Ben & Jerry's may have served up a creamy bowl of support for Occupy Wall Street's attack on corporate profits, but the ice cream purveyor's European parent mega-company is having its own issues putting away a messy pension battle with its workers in Britain.
Ben & Jerry's, the socially-conscious Vermont company that was purchased by Unilever in 2000, voiced its support for the anti-Wall Street protests on Friday, expressing its "deepest admiration" to those who have participated in the protests, which have now entered their fourth week.
"We know the media will either ignore you or frame the issue as to who may be getting pepper sprayed rather than addressing the despair and hardships borne by so many, or accurately conveying what this movement is about," read a statement on the company's website. "All this goes on while corporate profits continue to soar and millionaires whine about paying a bit more in taxes. And we have not even mentioned the environment."
The statement, which was signed by the company's board of directors, also characterized inequities between classes in the United States as "immoral" and claimed corporations are "permitted to spend unlimited resources to influence elections while stockpiling a trillion dollars" rather than hiring workers.
"We know that words are relatively easy, but we wanted to act quickly to demonstrate our support," the statement continued. " … We have provided support to citizens’ efforts to rein in corporate money in politics, we pay a livable wage to our employees, we directly support family farms and we are working to source fairly traded ingredients for all our products. But we realize that Occupy Wall Street is calling for systemic change. We support this call to action and are honored to join you in this call to take back our nation and democracy."
Across the Atlantic, however, union workers at Unilever in the United Kingdom have vowed to continue with a possible strike vote over the closure of its pension plan. Unilever -- a conglomerate that employs more than 167,000 workers and sells more than 170 billion products annually -- announced plans to close its salary pension plan in April, the Financial Times reports. It employs roughly 7,000 workers in the United Kingdom.

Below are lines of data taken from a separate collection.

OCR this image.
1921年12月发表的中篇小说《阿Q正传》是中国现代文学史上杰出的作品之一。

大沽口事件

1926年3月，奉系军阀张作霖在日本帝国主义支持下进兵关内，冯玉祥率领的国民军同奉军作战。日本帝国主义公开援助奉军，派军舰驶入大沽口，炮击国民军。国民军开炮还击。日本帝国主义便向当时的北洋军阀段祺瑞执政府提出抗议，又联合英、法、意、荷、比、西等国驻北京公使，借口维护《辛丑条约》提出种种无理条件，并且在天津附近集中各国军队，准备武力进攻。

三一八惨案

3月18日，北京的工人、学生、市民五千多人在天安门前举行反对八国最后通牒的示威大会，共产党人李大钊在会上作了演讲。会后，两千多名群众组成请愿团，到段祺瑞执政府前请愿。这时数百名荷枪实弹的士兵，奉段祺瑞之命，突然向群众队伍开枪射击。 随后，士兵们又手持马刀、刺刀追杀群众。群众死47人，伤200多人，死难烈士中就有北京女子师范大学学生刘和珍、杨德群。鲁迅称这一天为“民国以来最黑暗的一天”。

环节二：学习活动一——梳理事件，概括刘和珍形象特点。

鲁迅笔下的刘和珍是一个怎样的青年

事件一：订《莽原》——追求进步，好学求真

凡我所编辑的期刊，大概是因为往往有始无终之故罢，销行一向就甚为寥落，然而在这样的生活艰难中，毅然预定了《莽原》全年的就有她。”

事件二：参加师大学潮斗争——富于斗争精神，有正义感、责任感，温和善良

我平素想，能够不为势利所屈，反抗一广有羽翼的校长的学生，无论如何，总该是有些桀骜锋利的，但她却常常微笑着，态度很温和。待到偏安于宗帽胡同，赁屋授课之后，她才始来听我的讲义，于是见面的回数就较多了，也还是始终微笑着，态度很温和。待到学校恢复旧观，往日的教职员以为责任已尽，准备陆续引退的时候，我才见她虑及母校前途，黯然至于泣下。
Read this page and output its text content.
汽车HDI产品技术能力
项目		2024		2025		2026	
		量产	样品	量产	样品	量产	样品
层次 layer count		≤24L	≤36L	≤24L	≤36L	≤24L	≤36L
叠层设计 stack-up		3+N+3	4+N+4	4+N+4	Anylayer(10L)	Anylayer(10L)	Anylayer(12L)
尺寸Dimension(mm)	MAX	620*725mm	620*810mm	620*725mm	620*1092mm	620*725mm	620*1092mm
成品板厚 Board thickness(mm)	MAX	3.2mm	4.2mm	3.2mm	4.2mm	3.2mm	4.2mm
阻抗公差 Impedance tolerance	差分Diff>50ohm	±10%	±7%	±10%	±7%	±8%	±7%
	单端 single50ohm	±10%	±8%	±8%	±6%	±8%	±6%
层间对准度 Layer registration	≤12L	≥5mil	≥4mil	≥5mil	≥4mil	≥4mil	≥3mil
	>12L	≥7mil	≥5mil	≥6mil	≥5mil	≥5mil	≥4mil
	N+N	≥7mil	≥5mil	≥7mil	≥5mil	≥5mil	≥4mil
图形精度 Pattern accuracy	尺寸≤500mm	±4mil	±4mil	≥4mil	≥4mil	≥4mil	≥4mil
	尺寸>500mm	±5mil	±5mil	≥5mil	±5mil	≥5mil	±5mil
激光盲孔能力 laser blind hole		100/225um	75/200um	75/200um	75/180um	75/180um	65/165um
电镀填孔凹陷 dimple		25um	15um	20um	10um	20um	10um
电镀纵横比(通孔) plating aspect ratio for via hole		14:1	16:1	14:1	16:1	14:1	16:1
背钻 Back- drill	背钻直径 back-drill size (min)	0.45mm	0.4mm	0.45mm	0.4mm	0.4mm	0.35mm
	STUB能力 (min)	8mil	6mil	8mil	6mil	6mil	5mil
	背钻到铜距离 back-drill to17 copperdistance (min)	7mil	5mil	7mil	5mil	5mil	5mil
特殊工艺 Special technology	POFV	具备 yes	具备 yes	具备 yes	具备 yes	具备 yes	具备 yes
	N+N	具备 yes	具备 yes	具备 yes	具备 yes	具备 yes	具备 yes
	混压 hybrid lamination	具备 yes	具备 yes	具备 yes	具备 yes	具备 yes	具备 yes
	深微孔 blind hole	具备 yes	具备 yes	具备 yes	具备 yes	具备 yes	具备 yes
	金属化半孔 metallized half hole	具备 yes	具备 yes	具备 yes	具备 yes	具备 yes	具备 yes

The company was forced to extend talks late last week in light of irate workers upset by seeing their pension plans replaced with less generous packages. Unions, angered by what they call the "arrogant" removal of the plan, expect to announce a timetable for a vote in coming weeks, the newspaper reports.
In a statement to FoxNews.com, Ben & Jerry's said it issued the statement last week because it is "consistent" with the company's mission statement and values.
"We believe that people can change America, and that caring capitalism can make a difference," the statement read. "We're showing our appreciation for those who are taking part in this non-violent, peaceful and democratic movement by coordinating ice cream through the Food Committee on site where they'll distribute. We continue to discuss with other organizations and partners to explore where we can be most supportive."
Messages seeking comment from Unilever were not returned on Monday.